To keep any complication at arm’s length, adhere to the following recommendations while purchasing a Burmese kitten:
- Only go for a reputable breeder.
- It will be better to visit the breeding place first instead of buying your pet directly from the shop just to check if the breeding standards are maintained or not.
- The kitten should be energetic and must look healthy.
- An adult Burmese cat should have clear eyes and a clean nose and ears. You should make sure that there is no sign of cat ear infection or eye infection.
Why You Should or Should Not Have a Burmese Cat?

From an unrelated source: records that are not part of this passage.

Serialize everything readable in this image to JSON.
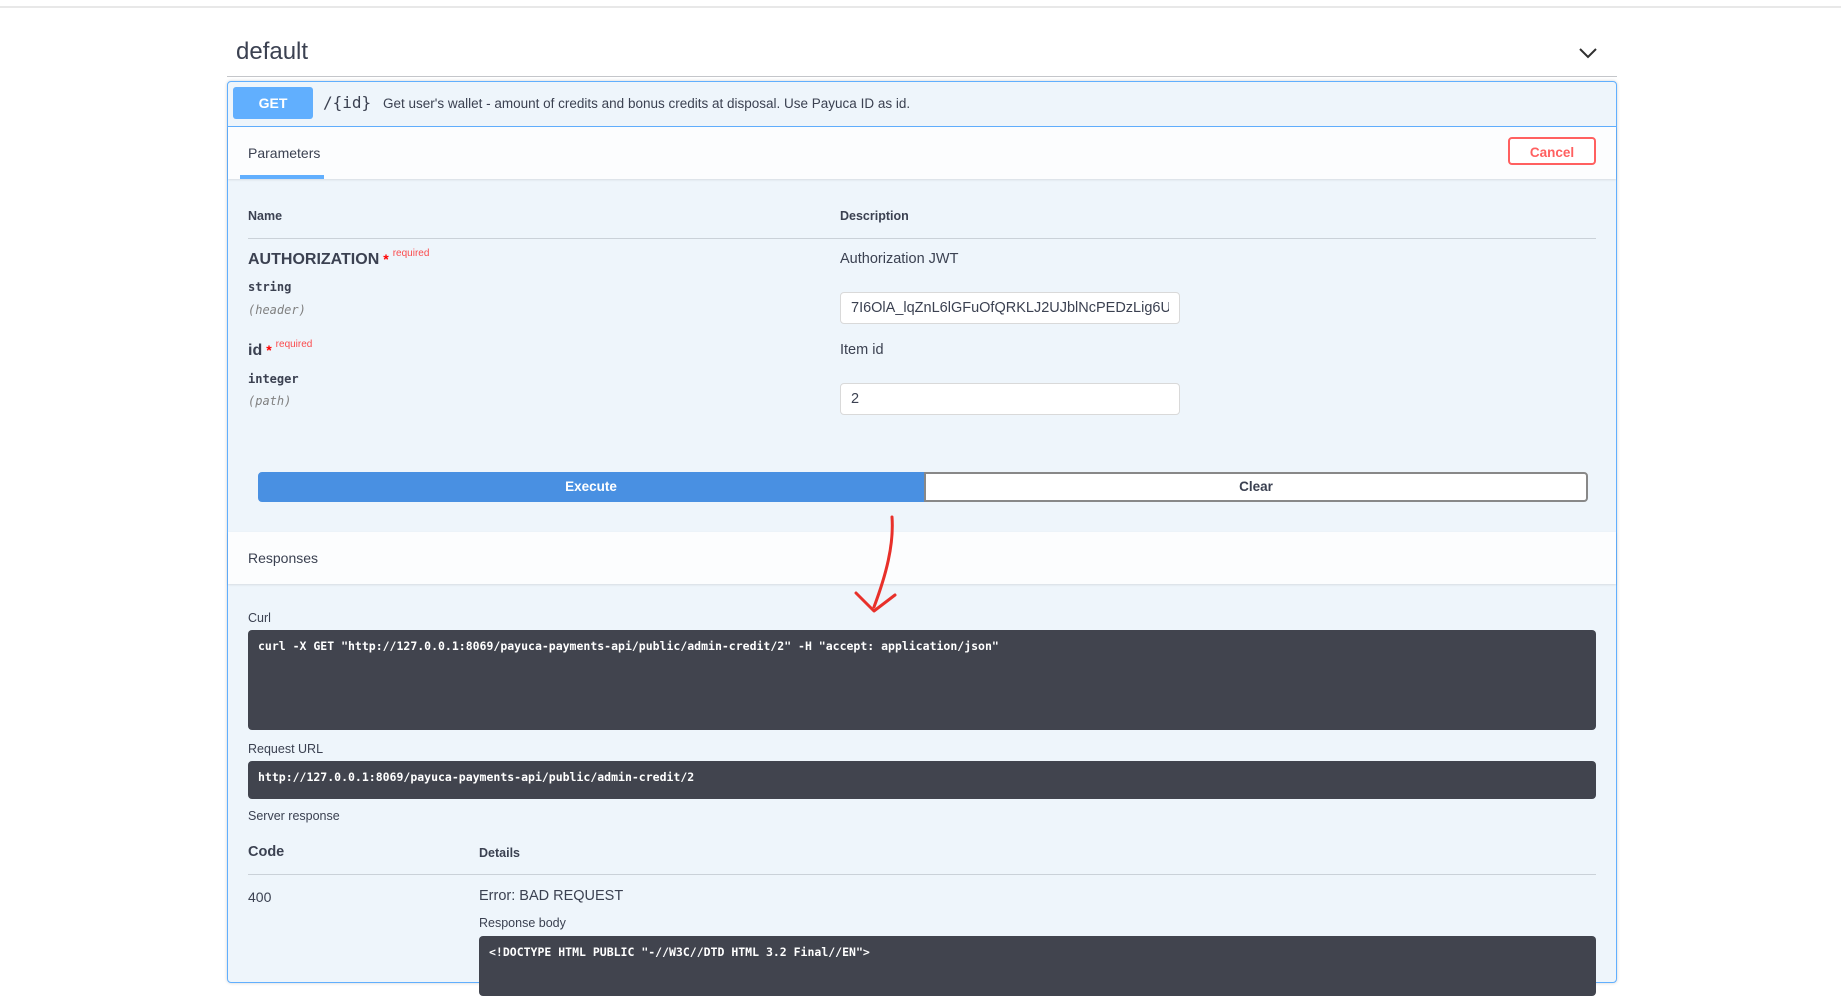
{
  "tag": {
    "title": "default",
    "icon": "chevron-down-icon"
  },
  "operation": {
    "method": "GET",
    "path": "/{id}",
    "summary": "Get user's wallet - amount of credits and bonus credits at disposal. Use Payuca ID as id."
  },
  "parameters": {
    "tab_label": "Parameters",
    "cancel_label": "Cancel",
    "col_name": "Name",
    "col_description": "Description",
    "items": [
      {
        "name": "AUTHORIZATION",
        "required_mark": "*",
        "required_label": "required",
        "type": "string",
        "in": "(header)",
        "description": "Authorization JWT",
        "value": "7I6OlA_lqZnL6lGFuOfQRKLJ2UJblNcPEDzLig6U"
      },
      {
        "name": "id",
        "required_mark": "*",
        "required_label": "required",
        "type": "integer",
        "in": "(path)",
        "description": "Item id",
        "value": "2"
      }
    ]
  },
  "actions": {
    "execute_label": "Execute",
    "clear_label": "Clear"
  },
  "responses": {
    "title": "Responses",
    "curl_label": "Curl",
    "curl": "curl -X GET \"http://127.0.0.1:8069/payuca-payments-api/public/admin-credit/2\" -H \"accept: application/json\"",
    "request_url_label": "Request URL",
    "request_url": "http://127.0.0.1:8069/payuca-payments-api/public/admin-credit/2",
    "server_response_label": "Server response",
    "col_code": "Code",
    "col_details": "Details",
    "code": "400",
    "error": "Error: BAD REQUEST",
    "body_label": "Response body",
    "body": "<!DOCTYPE HTML PUBLIC \"-//W3C//DTD HTML 3.2 Final//EN\">"
  },
  "colors": {
    "get_method": "#61affe",
    "execute": "#4990e2",
    "cancel": "#ff6060",
    "code_bg": "#41444e",
    "annotation_arrow": "#e8302a"
  }
}
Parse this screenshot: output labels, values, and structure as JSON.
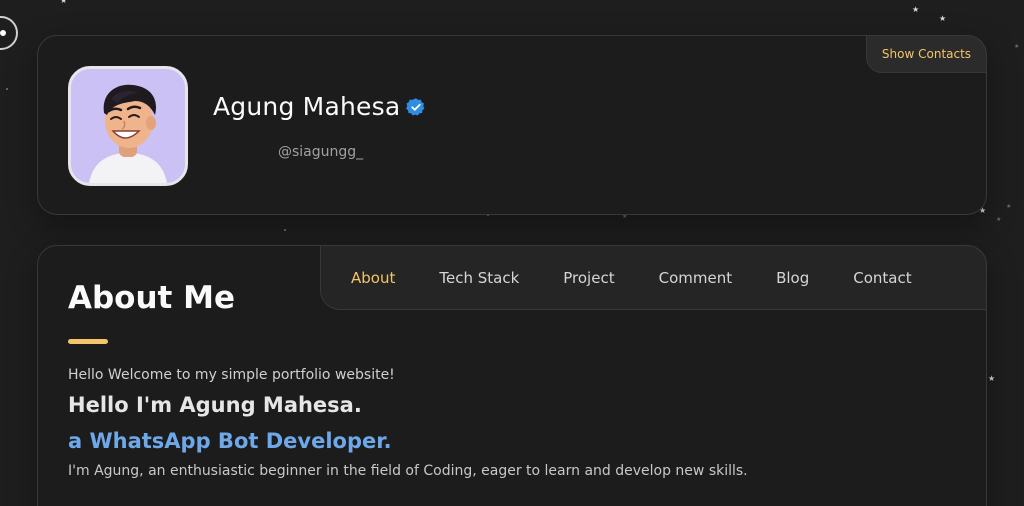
{
  "profile": {
    "name": "Agung Mahesa",
    "username": "@siagungg_",
    "show_contacts_label": "Show Contacts",
    "avatar_icon": "avatar-3d-character",
    "verified_icon": "verified-badge-icon"
  },
  "nav": {
    "items": [
      {
        "label": "About",
        "active": true
      },
      {
        "label": "Tech Stack",
        "active": false
      },
      {
        "label": "Project",
        "active": false
      },
      {
        "label": "Comment",
        "active": false
      },
      {
        "label": "Blog",
        "active": false
      },
      {
        "label": "Contact",
        "active": false
      }
    ]
  },
  "about": {
    "title": "About Me",
    "welcome": "Hello Welcome to my simple portfolio website!",
    "greeting": "Hello I'm Agung Mahesa.",
    "role": "a WhatsApp Bot Developer.",
    "bio": "I'm Agung, an enthusiastic beginner in the field of Coding, eager to learn and develop new skills."
  },
  "colors": {
    "background": "#1e1e1f",
    "card": "#1c1c1d",
    "accent": "#f4c46a",
    "role_blue": "#6fa8e8",
    "verified_blue": "#2f8de4"
  }
}
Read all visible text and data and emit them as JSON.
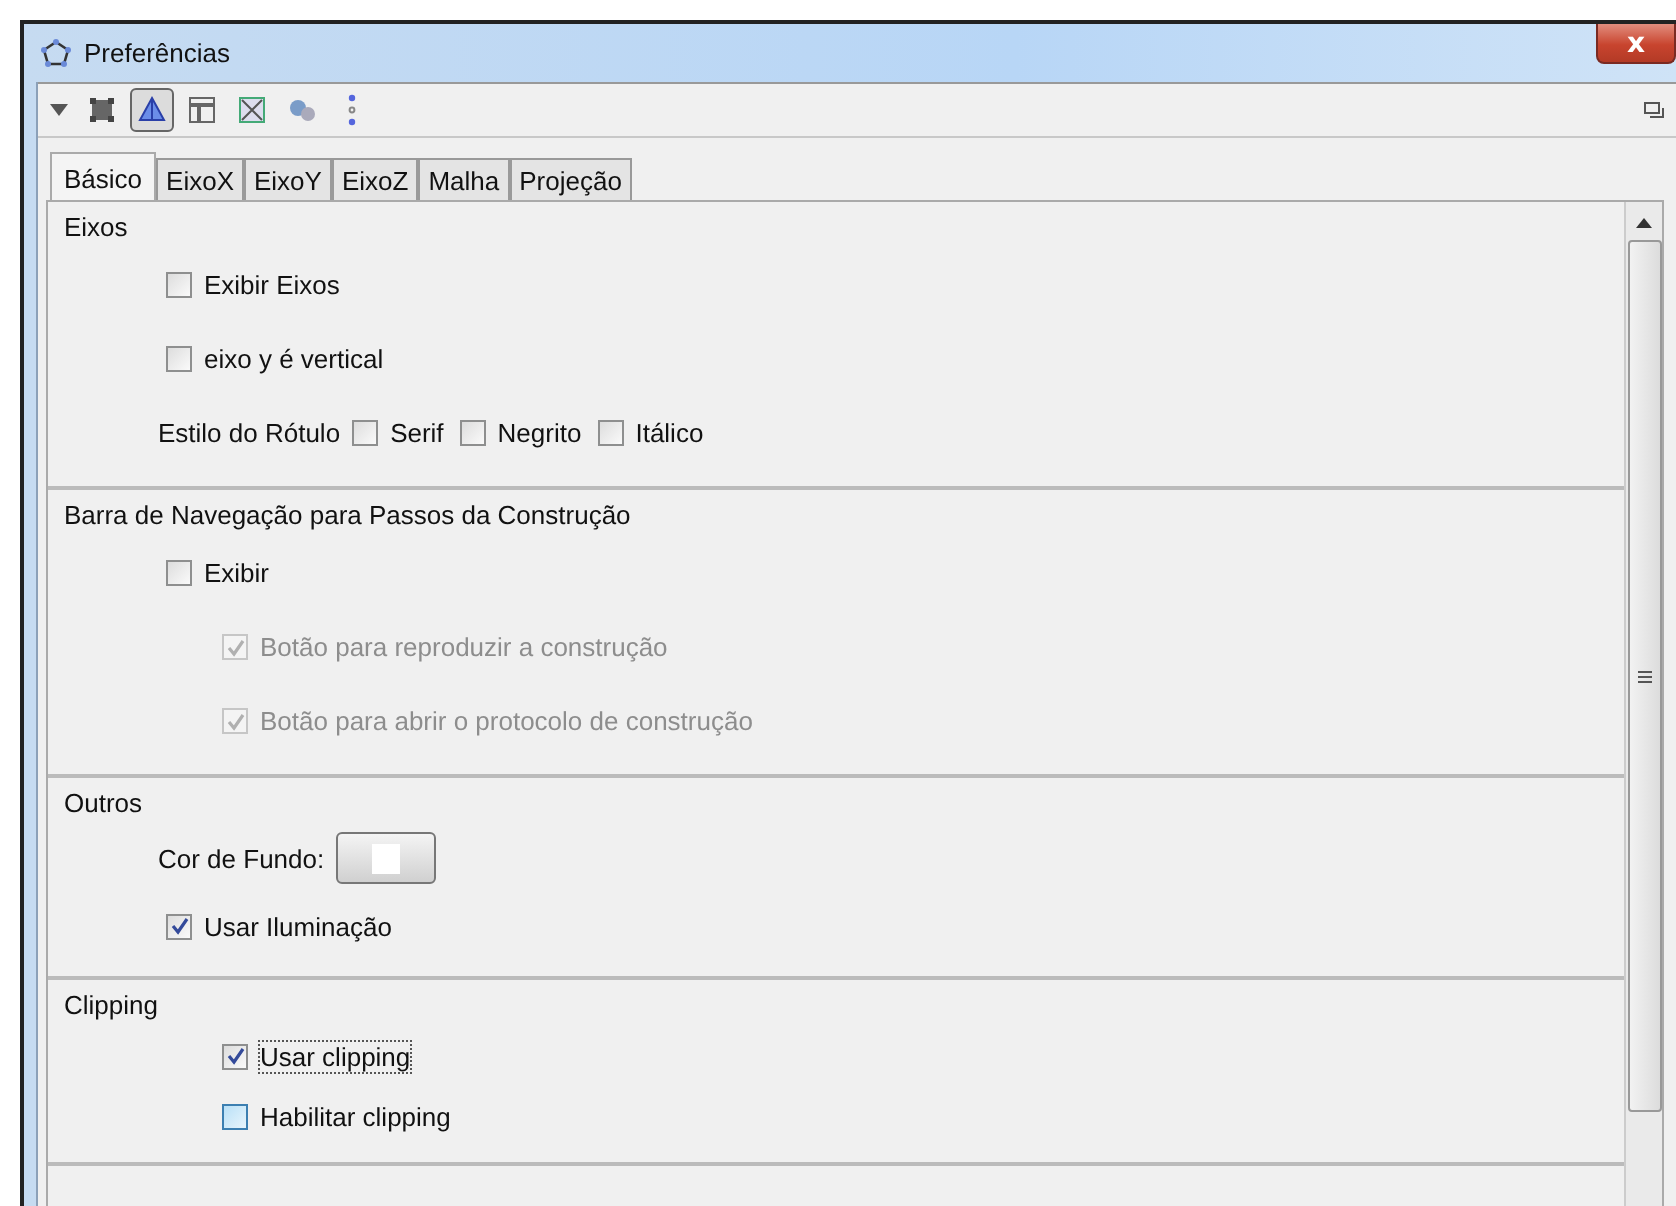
{
  "window": {
    "title": "Preferências",
    "close": "x"
  },
  "toolbar": {
    "buttons": [
      {
        "selected": false
      },
      {
        "selected": true
      },
      {
        "selected": false
      },
      {
        "selected": false
      },
      {
        "selected": false
      },
      {
        "selected": false
      }
    ]
  },
  "tabs": [
    {
      "label": "Básico",
      "selected": true
    },
    {
      "label": "EixoX",
      "selected": false
    },
    {
      "label": "EixoY",
      "selected": false
    },
    {
      "label": "EixoZ",
      "selected": false
    },
    {
      "label": "Malha",
      "selected": false
    },
    {
      "label": "Projeção",
      "selected": false
    }
  ],
  "sections": [
    {
      "title": "Eixos",
      "rows": [
        {
          "kind": "checkbox",
          "label": "Exibir Eixos",
          "checked": false,
          "disabled": false
        },
        {
          "kind": "checkbox",
          "label": "eixo y é vertical",
          "checked": false,
          "disabled": false
        },
        {
          "kind": "group",
          "label": "Estilo do Rótulo",
          "options": [
            {
              "label": "Serif",
              "checked": false
            },
            {
              "label": "Negrito",
              "checked": false
            },
            {
              "label": "Itálico",
              "checked": false
            }
          ]
        }
      ]
    },
    {
      "title": "Barra de Navegação para Passos da Construção",
      "rows": [
        {
          "kind": "checkbox",
          "label": "Exibir",
          "checked": false,
          "disabled": false
        },
        {
          "kind": "subcheckbox",
          "label": "Botão para reproduzir a construção",
          "checked": true,
          "disabled": true
        },
        {
          "kind": "subcheckbox",
          "label": "Botão para abrir o protocolo de construção",
          "checked": true,
          "disabled": true
        }
      ]
    },
    {
      "title": "Outros",
      "rows": [
        {
          "kind": "color",
          "label": "Cor de Fundo:",
          "color": "#ffffff"
        },
        {
          "kind": "checkbox",
          "label": "Usar Iluminação",
          "checked": true,
          "disabled": false
        }
      ]
    },
    {
      "title": "Clipping",
      "rows": [
        {
          "kind": "subcheckbox",
          "label": "Usar clipping",
          "checked": true,
          "disabled": false,
          "focused": true
        },
        {
          "kind": "subcheckbox",
          "label": "Habilitar clipping",
          "checked": false,
          "disabled": false,
          "hovered": true
        }
      ]
    }
  ]
}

You can decide to either go for or restrain from getting a Burmese cat by looking at the following pros and cons:
Loyalty: They are loyal and very friendly toward the people around them.
Longevity: The Burmese are among the cat breeds that live the longest.
Affectionate: They get along with children and other pets, and even strangers pretty easily.
Hypoallergenic: As they shed very little, they are considered a good choice for people with allergies.
Grooming: They require very little grooming—brushing their coat once a week is more than enough.
Brachycephalic: They have a snubbed nose, shorter skull bones, and shorter nasal passages, leading to breathing issues.
Separation Anxiety: given their highly affectionate nature, when they are left alone, they experience separation anxiety.
Bossy Attitude: They can often become very demanding.
Cost: The Burmese kitties can have a very hefty price tag.
The Burmese felines are not just lovely but a great pet choice for cat aficionados also. They have mesmerizing colors, especially in the eyes, while having some of the most desirable personality characteristics. This is the reason why the breed is experiencing soaring popularity despite being about a century old. Nevertheless, if you own one, you need to be cautious about her care and maintenance requirements to avoid any trouble.